Everything changed for me when The E Street Band finally, after 15 years, had a hit with our fifth album The River. I’d been obsessed with rock‘n’roll, I couldn’t care less about the world around me. Then we went on our first European tour, in 1981, and a kid asked me, ‘why are you putting missiles in our country?’. I couldn’t get it out of my head and I realised that when you leave America, you’re no longer just a guitar player, you’re an American. I hadn’t thought of myself as an American before. It was an incredible eye-opener. So, of course, I started to look at the world around me and I realised that, as an American in a democratic country, I was in some way responsible for what my country was doing. So I better find out what America was fucking doing. I began to read, and I was shocked to find out we weren’t always the good guys. In fact we were on the wrong side of many conflicts. So I decided to leave the E Street Band and dedicate myself to putting this political information into my music. I became ‘the political guy’.

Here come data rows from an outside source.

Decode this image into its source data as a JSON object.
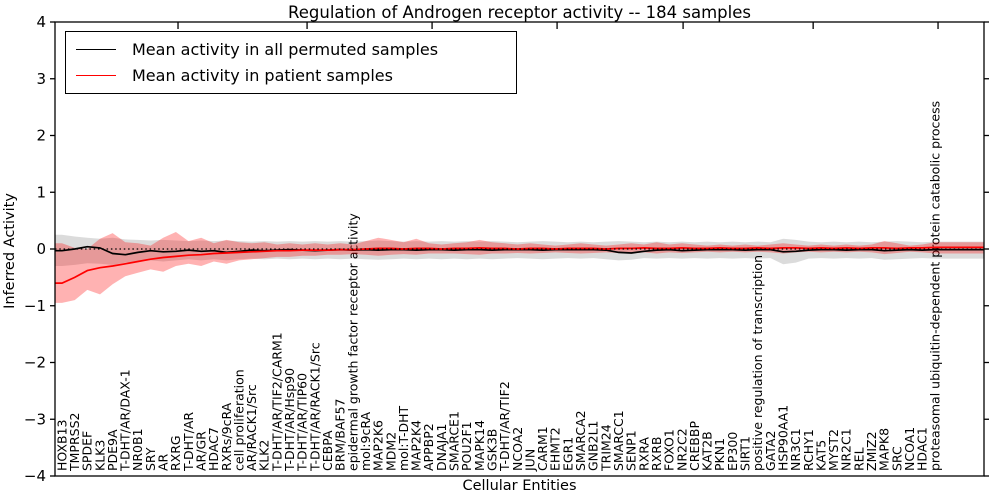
{
  "figure": {
    "title": "Regulation of Androgen receptor activity -- 184 samples",
    "xlabel": "Cellular Entities",
    "ylabel": "Inferred Activity",
    "sample_count_shown_in_title": "184 samples"
  },
  "legend": {
    "entries": [
      {
        "label": "Mean activity in all permuted samples",
        "color": "#000000"
      },
      {
        "label": "Mean activity in patient samples",
        "color": "#ff0000"
      }
    ]
  },
  "chart_data": {
    "type": "line",
    "title": "Regulation of Androgen receptor activity -- 184 samples",
    "xlabel": "Cellular Entities",
    "ylabel": "Inferred Activity",
    "ylim": [
      -4,
      4
    ],
    "yticks": [
      4,
      3,
      2,
      1,
      0,
      -1,
      -2,
      -3,
      -4
    ],
    "ytick_labels": [
      "4",
      "3",
      "2",
      "1",
      "0",
      "−1",
      "−2",
      "−3",
      "−4"
    ],
    "grid": false,
    "legend_position": "upper left",
    "zero_line": {
      "y": 0,
      "style": "dotted",
      "color": "#000000"
    },
    "top_tick_category_positions": [
      9.17,
      19.37,
      29.25,
      39.13,
      49.09,
      59.37,
      69.24
    ],
    "categories": [
      "HOXB13",
      "TMPRSS2",
      "SPDEF",
      "KLK3",
      "PDE9A",
      "T-DHT/AR/DAX-1",
      "NR0B1",
      "SRY",
      "AR",
      "RXRG",
      "T-DHT/AR",
      "AR/GR",
      "HDAC7",
      "RXRs/9cRA",
      "cell proliferation",
      "AR/RACK1/Src",
      "KLK2",
      "T-DHT/AR/TIF2/CARM1",
      "T-DHT/AR/Hsp90",
      "T-DHT/AR/TIP60",
      "T-DHT/AR/RACK1/Src",
      "CEBPA",
      "BRM/BAF57",
      "epidermal growth factor receptor activity",
      "mol:9cRA",
      "MAP2K6",
      "MDM2",
      "mol:T-DHT",
      "MAP2K4",
      "APPBP2",
      "DNAJA1",
      "SMARCE1",
      "POU2F1",
      "MAPK14",
      "GSK3B",
      "T-DHT/AR/TIF2",
      "NCOA2",
      "JUN",
      "CARM1",
      "EHMT2",
      "EGR1",
      "SMARCA2",
      "GNB2L1",
      "TRIM24",
      "SMARCC1",
      "SENP1",
      "RXRA",
      "RXRB",
      "FOXO1",
      "NR2C2",
      "CREBBP",
      "KAT2B",
      "PKN1",
      "EP300",
      "SIRT1",
      "positive regulation of transcription",
      "GATA2",
      "HSP90AA1",
      "NR3C1",
      "RCHY1",
      "KAT5",
      "MYST2",
      "NR2C1",
      "REL",
      "ZMIZ2",
      "MAPK8",
      "SRC",
      "NCOA1",
      "HDAC1",
      "proteasomal ubiquitin-dependent protein catabolic process"
    ],
    "series": [
      {
        "name": "Mean activity in all permuted samples",
        "color": "#000000",
        "values": [
          -0.03,
          0.0,
          0.04,
          0.02,
          -0.08,
          -0.1,
          -0.06,
          -0.03,
          -0.05,
          -0.04,
          -0.02,
          -0.04,
          -0.03,
          -0.06,
          -0.04,
          -0.02,
          -0.03,
          -0.02,
          -0.01,
          -0.02,
          -0.03,
          -0.02,
          -0.01,
          -0.02,
          -0.01,
          -0.02,
          -0.01,
          -0.01,
          -0.02,
          -0.01,
          -0.01,
          -0.02,
          -0.01,
          -0.01,
          -0.02,
          -0.01,
          -0.01,
          -0.01,
          -0.02,
          -0.01,
          -0.01,
          -0.01,
          -0.01,
          -0.02,
          -0.06,
          -0.07,
          -0.04,
          -0.02,
          -0.01,
          -0.03,
          -0.02,
          -0.01,
          -0.01,
          -0.01,
          -0.02,
          -0.01,
          -0.01,
          -0.05,
          -0.04,
          -0.02,
          -0.01,
          -0.01,
          -0.02,
          -0.01,
          -0.01,
          -0.03,
          -0.02,
          -0.01,
          -0.02,
          -0.01
        ]
      },
      {
        "name": "Mean activity in patient samples",
        "color": "#ff0000",
        "values": [
          -0.6,
          -0.5,
          -0.38,
          -0.33,
          -0.3,
          -0.26,
          -0.22,
          -0.18,
          -0.15,
          -0.13,
          -0.11,
          -0.1,
          -0.08,
          -0.07,
          -0.06,
          -0.05,
          -0.04,
          -0.03,
          -0.03,
          -0.02,
          -0.02,
          -0.02,
          -0.01,
          -0.01,
          0.0,
          0.01,
          0.01,
          0.0,
          0.01,
          0.01,
          0.0,
          0.01,
          0.01,
          0.02,
          0.01,
          0.01,
          0.0,
          0.01,
          0.01,
          0.0,
          0.01,
          0.01,
          0.01,
          0.0,
          0.01,
          0.01,
          0.02,
          0.01,
          0.01,
          0.02,
          0.01,
          0.01,
          0.02,
          0.01,
          0.01,
          0.02,
          0.01,
          0.02,
          0.02,
          0.01,
          0.02,
          0.01,
          0.02,
          0.01,
          0.02,
          0.02,
          0.01,
          0.02,
          0.02,
          0.03
        ]
      }
    ],
    "bands": [
      {
        "name": "permuted samples range",
        "color": "#000000",
        "opacity": 0.14,
        "upper": [
          0.25,
          0.22,
          0.2,
          0.18,
          0.2,
          0.17,
          0.16,
          0.15,
          0.16,
          0.15,
          0.14,
          0.15,
          0.14,
          0.15,
          0.14,
          0.13,
          0.14,
          0.13,
          0.14,
          0.13,
          0.14,
          0.13,
          0.14,
          0.13,
          0.14,
          0.15,
          0.14,
          0.13,
          0.14,
          0.13,
          0.14,
          0.13,
          0.14,
          0.13,
          0.14,
          0.13,
          0.12,
          0.13,
          0.14,
          0.13,
          0.12,
          0.13,
          0.12,
          0.13,
          0.14,
          0.13,
          0.12,
          0.13,
          0.12,
          0.13,
          0.12,
          0.13,
          0.12,
          0.13,
          0.12,
          0.13,
          0.12,
          0.18,
          0.16,
          0.13,
          0.12,
          0.13,
          0.12,
          0.13,
          0.12,
          0.13,
          0.14,
          0.13,
          0.12,
          0.13
        ],
        "lower": [
          -0.3,
          -0.28,
          -0.25,
          -0.26,
          -0.28,
          -0.24,
          -0.22,
          -0.2,
          -0.22,
          -0.2,
          -0.18,
          -0.2,
          -0.18,
          -0.2,
          -0.18,
          -0.17,
          -0.18,
          -0.17,
          -0.18,
          -0.17,
          -0.18,
          -0.17,
          -0.18,
          -0.17,
          -0.18,
          -0.19,
          -0.18,
          -0.17,
          -0.18,
          -0.17,
          -0.18,
          -0.17,
          -0.18,
          -0.17,
          -0.18,
          -0.17,
          -0.16,
          -0.17,
          -0.18,
          -0.17,
          -0.16,
          -0.17,
          -0.16,
          -0.18,
          -0.2,
          -0.19,
          -0.16,
          -0.17,
          -0.16,
          -0.17,
          -0.16,
          -0.17,
          -0.16,
          -0.17,
          -0.16,
          -0.17,
          -0.16,
          -0.27,
          -0.24,
          -0.17,
          -0.16,
          -0.17,
          -0.16,
          -0.17,
          -0.16,
          -0.19,
          -0.18,
          -0.17,
          -0.16,
          -0.17
        ]
      },
      {
        "name": "patient samples range",
        "color": "#ff0000",
        "opacity": 0.3,
        "upper": [
          0.1,
          0.02,
          0.0,
          0.18,
          0.28,
          0.12,
          0.1,
          0.06,
          0.2,
          0.3,
          0.14,
          0.2,
          0.1,
          0.16,
          0.12,
          0.1,
          0.12,
          0.08,
          0.1,
          0.08,
          0.1,
          0.08,
          0.1,
          0.08,
          0.14,
          0.2,
          0.16,
          0.12,
          0.18,
          0.1,
          0.08,
          0.1,
          0.12,
          0.16,
          0.12,
          0.1,
          0.08,
          0.1,
          0.08,
          0.06,
          0.08,
          0.1,
          0.08,
          0.06,
          0.08,
          0.1,
          0.08,
          0.12,
          0.08,
          0.1,
          0.08,
          0.06,
          0.08,
          0.06,
          0.08,
          0.06,
          0.08,
          0.1,
          0.08,
          0.06,
          0.08,
          0.06,
          0.08,
          0.06,
          0.08,
          0.14,
          0.1,
          0.06,
          0.08,
          0.12
        ],
        "lower": [
          -0.95,
          -0.9,
          -0.72,
          -0.8,
          -0.62,
          -0.48,
          -0.42,
          -0.36,
          -0.4,
          -0.3,
          -0.26,
          -0.3,
          -0.22,
          -0.26,
          -0.2,
          -0.18,
          -0.16,
          -0.14,
          -0.14,
          -0.12,
          -0.12,
          -0.1,
          -0.1,
          -0.09,
          -0.1,
          -0.12,
          -0.1,
          -0.09,
          -0.1,
          -0.08,
          -0.08,
          -0.08,
          -0.09,
          -0.1,
          -0.08,
          -0.08,
          -0.07,
          -0.08,
          -0.07,
          -0.06,
          -0.07,
          -0.08,
          -0.07,
          -0.06,
          -0.07,
          -0.08,
          -0.06,
          -0.08,
          -0.06,
          -0.07,
          -0.06,
          -0.05,
          -0.06,
          -0.05,
          -0.06,
          -0.05,
          -0.06,
          -0.08,
          -0.06,
          -0.05,
          -0.06,
          -0.05,
          -0.06,
          -0.05,
          -0.06,
          -0.09,
          -0.07,
          -0.05,
          -0.06,
          -0.08
        ]
      }
    ]
  }
}
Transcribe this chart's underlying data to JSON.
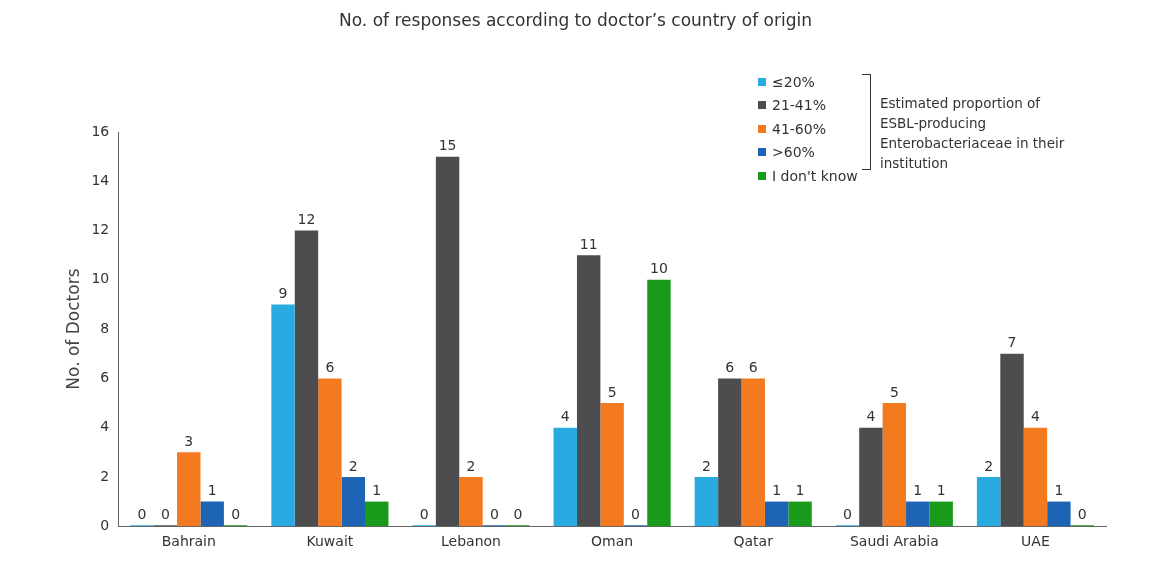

A year after I left the band I wrote Sun City (the protest song against apartheid in South Africa. It led to a mass concert boycott by artists, followed by an economic boycott by the American government). We brought down the South African government, there is no question about that. We did it methodically and strategically. We brought down a bad government through rock ‘n’roll. People like Tom Morello (Rage Against the Machine) have said that’s why they got into politics. It wasn’t good for my career though. I was pretty much banned from the music industry.

Like most things in my life, acting in The Sopranos was totally unexpected. The show’s creator, David Chase, saw me on TV. He liked something about me. He called me and said, ‘do you want to be in my new TV show?’. I said, ‘thank you, no, I’m not an actor’. He said, ‘yes you are, you just don’t know it’. I had nothing else going on so I thought, ‘what the hell?’. So boom, I became an actor overnight. It was scary at first. But it turned out, working with David Chase, I was the luckiest person on earth. My first acting job was with one of the greatest writers of all time.